The contribution of food to infectious intestinal illnesses such as norovirus and campylobacter in the UK is much higher than previously thought, new research by the FSA has found.

And lettuce is a key source of norovirus cases.

From a total of 18 million cases of infectious intestinal illnesses (IID) in 2018, some 2.4 million cases were linked to food consumption, according to a scientific review published by the food safety watchdog today (20 February).

This compared to an estimate of just one million, based on 2009 research by the FSA, out of a total of just under 17 million cases.

However, the FSA stressed the new figures did not indicate an increase in total illness, or any new risk to public health, but rather a “better estimation of the proportion of infectious intestinal disease that is due to food” from improved data.

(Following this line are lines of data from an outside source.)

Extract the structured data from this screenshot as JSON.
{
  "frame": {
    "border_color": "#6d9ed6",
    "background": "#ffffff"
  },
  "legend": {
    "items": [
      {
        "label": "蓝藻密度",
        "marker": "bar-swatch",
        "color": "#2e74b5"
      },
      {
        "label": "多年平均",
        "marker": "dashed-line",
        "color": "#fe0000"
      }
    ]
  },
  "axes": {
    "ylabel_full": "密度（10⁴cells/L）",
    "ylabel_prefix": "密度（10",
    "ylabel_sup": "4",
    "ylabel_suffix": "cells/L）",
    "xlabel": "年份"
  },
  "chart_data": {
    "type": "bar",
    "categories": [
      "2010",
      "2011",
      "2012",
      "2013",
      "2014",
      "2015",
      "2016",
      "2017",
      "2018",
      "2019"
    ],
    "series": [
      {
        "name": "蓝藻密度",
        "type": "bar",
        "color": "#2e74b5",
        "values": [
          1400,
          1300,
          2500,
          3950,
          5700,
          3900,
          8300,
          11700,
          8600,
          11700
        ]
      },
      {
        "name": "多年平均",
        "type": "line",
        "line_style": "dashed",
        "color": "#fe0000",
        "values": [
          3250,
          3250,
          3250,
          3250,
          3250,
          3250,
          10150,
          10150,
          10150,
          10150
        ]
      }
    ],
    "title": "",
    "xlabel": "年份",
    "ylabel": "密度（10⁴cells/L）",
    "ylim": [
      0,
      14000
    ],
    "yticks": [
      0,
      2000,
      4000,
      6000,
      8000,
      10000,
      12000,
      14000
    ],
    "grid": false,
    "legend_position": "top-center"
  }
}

The increase in the total number of cases reflected population growth, it added. 

Around 61% (1.4 million) of the foodborne cases were unattributed according to its analysis of 2018 data, with one million linked to a specific pathogen.

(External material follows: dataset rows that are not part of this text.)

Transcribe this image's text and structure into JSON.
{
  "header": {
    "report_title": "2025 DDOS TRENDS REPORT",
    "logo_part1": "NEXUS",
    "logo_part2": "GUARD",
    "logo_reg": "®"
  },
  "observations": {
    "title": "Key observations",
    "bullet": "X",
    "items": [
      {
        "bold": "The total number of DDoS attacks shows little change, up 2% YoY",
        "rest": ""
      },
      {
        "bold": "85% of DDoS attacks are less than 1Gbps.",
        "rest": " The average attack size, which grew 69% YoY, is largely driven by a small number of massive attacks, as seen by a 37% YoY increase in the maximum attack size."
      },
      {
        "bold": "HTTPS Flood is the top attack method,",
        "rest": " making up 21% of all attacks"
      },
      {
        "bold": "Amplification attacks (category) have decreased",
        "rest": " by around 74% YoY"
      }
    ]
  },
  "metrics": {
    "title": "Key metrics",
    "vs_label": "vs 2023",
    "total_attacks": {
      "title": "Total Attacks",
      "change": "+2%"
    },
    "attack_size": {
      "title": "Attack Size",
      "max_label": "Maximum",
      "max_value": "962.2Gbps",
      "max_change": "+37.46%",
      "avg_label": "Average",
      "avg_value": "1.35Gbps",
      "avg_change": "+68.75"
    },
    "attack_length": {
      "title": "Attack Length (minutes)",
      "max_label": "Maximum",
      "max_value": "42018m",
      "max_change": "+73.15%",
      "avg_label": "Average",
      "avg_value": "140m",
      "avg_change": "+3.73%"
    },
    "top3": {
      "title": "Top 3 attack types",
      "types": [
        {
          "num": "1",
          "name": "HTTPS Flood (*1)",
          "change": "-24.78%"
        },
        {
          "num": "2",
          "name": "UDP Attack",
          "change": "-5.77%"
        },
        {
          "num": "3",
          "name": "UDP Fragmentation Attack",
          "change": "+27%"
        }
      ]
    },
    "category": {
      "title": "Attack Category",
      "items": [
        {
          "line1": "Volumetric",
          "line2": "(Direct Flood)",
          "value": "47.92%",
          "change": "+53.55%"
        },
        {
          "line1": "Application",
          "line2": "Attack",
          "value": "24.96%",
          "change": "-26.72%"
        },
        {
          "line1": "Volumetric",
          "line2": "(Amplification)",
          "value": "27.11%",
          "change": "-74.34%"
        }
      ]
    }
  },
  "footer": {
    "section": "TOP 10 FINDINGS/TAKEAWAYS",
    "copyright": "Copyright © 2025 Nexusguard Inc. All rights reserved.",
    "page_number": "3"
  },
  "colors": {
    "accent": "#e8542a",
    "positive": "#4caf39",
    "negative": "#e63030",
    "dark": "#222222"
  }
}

Norovirus had overtaken campylobacter as the most prevalent pathogen, with a median estimate of just over 380,000 cases a year, compared with a previous estimate (with less accurate data) of 73,000 in 2009.

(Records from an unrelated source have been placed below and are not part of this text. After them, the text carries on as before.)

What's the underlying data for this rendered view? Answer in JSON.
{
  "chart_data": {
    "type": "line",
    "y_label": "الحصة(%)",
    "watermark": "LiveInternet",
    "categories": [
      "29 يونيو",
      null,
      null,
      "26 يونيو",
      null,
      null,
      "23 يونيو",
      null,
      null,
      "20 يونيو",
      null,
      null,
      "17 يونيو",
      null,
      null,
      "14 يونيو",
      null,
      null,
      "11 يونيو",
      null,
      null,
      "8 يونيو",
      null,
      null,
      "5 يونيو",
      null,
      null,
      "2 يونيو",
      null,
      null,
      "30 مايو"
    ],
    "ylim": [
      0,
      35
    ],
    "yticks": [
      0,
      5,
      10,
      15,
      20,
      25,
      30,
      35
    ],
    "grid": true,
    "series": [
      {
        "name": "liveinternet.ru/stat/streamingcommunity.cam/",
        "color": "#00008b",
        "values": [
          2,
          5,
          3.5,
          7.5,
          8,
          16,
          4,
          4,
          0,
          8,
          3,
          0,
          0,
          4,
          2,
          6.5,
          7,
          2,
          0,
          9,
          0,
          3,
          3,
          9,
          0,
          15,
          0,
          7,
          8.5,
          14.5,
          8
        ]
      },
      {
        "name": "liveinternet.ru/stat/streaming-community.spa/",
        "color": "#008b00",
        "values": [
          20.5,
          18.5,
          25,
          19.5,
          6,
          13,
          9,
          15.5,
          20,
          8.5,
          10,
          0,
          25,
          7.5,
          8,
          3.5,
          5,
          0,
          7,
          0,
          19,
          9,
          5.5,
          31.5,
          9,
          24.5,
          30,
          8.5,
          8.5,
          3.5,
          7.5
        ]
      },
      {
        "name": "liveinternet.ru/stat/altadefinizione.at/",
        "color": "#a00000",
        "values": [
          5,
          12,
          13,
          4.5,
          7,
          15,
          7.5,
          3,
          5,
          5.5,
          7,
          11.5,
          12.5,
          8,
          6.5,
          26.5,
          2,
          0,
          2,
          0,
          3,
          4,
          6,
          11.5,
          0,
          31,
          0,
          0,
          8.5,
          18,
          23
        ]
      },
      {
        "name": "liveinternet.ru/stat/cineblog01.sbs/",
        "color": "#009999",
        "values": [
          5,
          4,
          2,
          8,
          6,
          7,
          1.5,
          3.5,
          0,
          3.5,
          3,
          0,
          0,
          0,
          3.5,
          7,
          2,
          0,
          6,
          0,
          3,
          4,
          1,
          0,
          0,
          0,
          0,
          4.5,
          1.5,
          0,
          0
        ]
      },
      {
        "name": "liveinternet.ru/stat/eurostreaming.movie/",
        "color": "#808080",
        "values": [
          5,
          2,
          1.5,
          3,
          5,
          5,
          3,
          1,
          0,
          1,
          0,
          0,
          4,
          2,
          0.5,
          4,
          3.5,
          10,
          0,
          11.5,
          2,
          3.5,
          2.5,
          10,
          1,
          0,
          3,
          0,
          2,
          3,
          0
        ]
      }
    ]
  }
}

Campylobacter was linked to about 299,000 cases, followed by clostridium perfringens with 85,000 cases, the study found.

Of the five pathways or sources identified as posing the most significant risk for norovirus foodborne transmission in a separate study also published by the FSA, eating out was responsible for 37% of cases and 26% was linked to takeaways.

Lettuce risk

Some 30% of cases were linked to open-headed lettuce sold in retail with 3% linked to oysters sold in retail and 4% linked to raspberries sold in retail.

Estimating the contribution of norovirus to the burden of UK foodborne disease had been particularly difficult up until now, said professor Sarah O’Brien, the lead researcher for the FSA’s Norovirus Attribution Study.

“This is largely due to people not attending doctors’ surgeries when they are unwell with symptoms of the winter vomiting bug,” she added.

Whilst helpful in preventing the spread of the virus and alleviating the strain on healthcare settings, it meant “crucial information about the virus could not be collected”, she suggested.

“This work gives us a much better idea of the role of food in the spread of all infectious intestinal disease in the UK,” added FSA chief scientific adviser professor Guy Poppy.

“However, this does not mean more people are getting unwell, only that we estimate food is responsible for more existing cases than previously thought.”

Improved sampling

The FSA’s better understanding of norovirus was the result of sampling surveys focused on the five most common food-related transmission routes named above.

“Although the percentages may appear striking, the risk to consumers remains very low for most of these pathways,” he stressed.

“For example, on average, an individual would only end up with norovirus once in every 15,000 portions of open-headed lettuce – that would take around 40 years. Oysters pose the highest risk per serving, with illness likely on average once in around 160 servings.”

Based on these results, the FSA was “not changing our advice to consumers and businesses”, Poppy added. “Instead this research reinforces the need for the highest standards of good personal and food hygiene practices in catering establishments and at home to avoid infection.”